L’opinion d’expert a déjà été publiée en anglais et en allemand – le rapport complet est disponible en téléchargement à droite (PDF)
Son analyse de la Définition opérationnelle de l’IHRA en révèle d’importants défauts. Selon Ullrich, elle est « incohérente, contradictoire et formulée très vaguement. Elle ne répond pas aux exigences d’une bonne définition. »[2] Tandis qu’elle met l’accent sur certains phénomènes antisémites (la plupart en lien au conflit israélo-arabe) et sur certains niveaux d’analyse, la Définition opérationnelle fait une large impasse sur d’autres aspects essentiels, notamment sur le contexte de l’extrême droite et de l’extrémisme chrétien.

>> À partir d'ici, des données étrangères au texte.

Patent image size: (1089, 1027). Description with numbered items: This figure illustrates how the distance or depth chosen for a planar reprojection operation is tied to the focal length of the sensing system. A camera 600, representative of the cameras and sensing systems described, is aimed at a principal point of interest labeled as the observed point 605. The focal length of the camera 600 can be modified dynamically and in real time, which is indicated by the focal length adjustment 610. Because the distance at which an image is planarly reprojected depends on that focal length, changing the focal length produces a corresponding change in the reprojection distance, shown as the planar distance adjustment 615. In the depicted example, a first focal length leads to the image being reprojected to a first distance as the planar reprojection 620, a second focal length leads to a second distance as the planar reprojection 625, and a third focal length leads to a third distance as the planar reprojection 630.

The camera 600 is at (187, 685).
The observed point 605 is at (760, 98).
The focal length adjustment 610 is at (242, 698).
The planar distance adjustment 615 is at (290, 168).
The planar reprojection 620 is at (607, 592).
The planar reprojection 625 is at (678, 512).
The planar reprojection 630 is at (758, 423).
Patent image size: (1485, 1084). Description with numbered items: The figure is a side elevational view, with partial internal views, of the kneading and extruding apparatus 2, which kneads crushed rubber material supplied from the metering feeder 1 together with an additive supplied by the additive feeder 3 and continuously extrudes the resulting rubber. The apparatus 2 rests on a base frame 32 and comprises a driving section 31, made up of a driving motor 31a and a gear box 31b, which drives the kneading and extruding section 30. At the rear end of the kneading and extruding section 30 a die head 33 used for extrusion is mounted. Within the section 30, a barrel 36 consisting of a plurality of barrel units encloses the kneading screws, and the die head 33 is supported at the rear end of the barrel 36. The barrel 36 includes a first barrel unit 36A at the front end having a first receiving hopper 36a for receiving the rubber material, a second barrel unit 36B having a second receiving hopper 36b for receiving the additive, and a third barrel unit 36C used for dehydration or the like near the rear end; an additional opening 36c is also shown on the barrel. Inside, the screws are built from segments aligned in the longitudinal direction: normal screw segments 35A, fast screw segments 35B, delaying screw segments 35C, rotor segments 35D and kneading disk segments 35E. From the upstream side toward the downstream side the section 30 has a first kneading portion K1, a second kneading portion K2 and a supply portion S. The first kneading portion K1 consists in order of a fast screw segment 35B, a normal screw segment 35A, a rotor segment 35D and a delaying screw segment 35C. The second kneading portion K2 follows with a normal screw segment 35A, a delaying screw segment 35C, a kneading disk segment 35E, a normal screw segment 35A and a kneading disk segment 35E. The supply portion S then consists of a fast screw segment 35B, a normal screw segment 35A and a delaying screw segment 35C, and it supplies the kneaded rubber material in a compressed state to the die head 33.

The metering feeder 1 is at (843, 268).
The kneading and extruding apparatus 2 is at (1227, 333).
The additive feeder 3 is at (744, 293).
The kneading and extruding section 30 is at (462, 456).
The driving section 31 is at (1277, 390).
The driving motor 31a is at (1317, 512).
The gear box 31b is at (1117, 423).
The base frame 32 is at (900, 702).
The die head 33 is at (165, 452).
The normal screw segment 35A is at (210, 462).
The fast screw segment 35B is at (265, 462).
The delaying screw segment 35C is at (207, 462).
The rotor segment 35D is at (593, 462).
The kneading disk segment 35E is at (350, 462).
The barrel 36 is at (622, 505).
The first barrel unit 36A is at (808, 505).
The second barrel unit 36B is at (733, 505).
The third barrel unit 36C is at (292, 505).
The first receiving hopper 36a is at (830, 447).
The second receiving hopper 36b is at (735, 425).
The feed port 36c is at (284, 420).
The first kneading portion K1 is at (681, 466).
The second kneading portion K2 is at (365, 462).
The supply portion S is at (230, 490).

« Principalement au motif de ses faiblesses techniques, de son application pratique déficiente, de son statut juridique néanmoins partiellement contraignant et de son potentiel d’instrumentalisation, l’utilisation de la Définition opérationnelle de l’antisémitisme ne peut pas être recommandée. »[3]
(Ed.)
Notes
[1] Alliance internationale pour la mémoire de l’Holocauste, pays membres.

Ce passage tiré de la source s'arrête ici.